Background information
- Origin: San Diego, California, United States
- Genres: Alternative rock
- Years active: 2004–present
- Label: Pacific
- Members: Steven Bradford, Kevin Martin, Isaac Cass, Santino Romeri, Josh Cass
- Website: Official website

= Get Back Loretta =

American funk-rock ensemble

Get Back Loretta is a funk-rock ensemble from San Diego, California. The band consists of Steven Bradford (vocals, bass); Kevin Martin (vocals, piano); Isaac Cass (drums); Josh Cass (guitar); and Sonny Romeri (guitar). They have received San Diego Music Awards including "Best New Artist" in 2005, "Best Pop" in 2006, 2007 and 2008 and "Best Pop Album" in 2007 for "Over The Wall".

The band's name is derived from a line of The Beatles' song "Get Back".

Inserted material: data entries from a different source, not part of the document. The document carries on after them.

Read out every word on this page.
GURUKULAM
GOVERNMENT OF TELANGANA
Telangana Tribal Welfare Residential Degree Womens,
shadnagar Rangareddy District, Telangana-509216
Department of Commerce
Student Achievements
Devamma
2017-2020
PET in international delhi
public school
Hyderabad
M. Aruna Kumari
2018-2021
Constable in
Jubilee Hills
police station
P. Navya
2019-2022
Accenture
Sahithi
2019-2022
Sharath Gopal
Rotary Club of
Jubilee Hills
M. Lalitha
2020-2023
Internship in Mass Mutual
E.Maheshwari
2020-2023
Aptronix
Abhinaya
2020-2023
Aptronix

It was said that the original members of get Get Back Loretta formed under the old band name Beast Weasley and the Whistling Weasels. Then front man Aaron Lewis got too drunk at a Vista House Party to perform. Steven Bradford, being a longtime fan, saw this as an opportunity to be in B.W.W.W. That is when Steven Bradford Joined and immediately changed the band name to Get Back Loretta.

==Discography==

===Albums===
- Over The Wall (2006)
- Where Did You Go? (2009)

===EPs and singles===
- "Follow The Leader" (1998)
- "My Own Prison" (2001)
- Get Back Loretta EP (2005)
- "Winter Bloo: An Aural Companion to Side A" (2007) * Vinyl Release by Poseur Ink.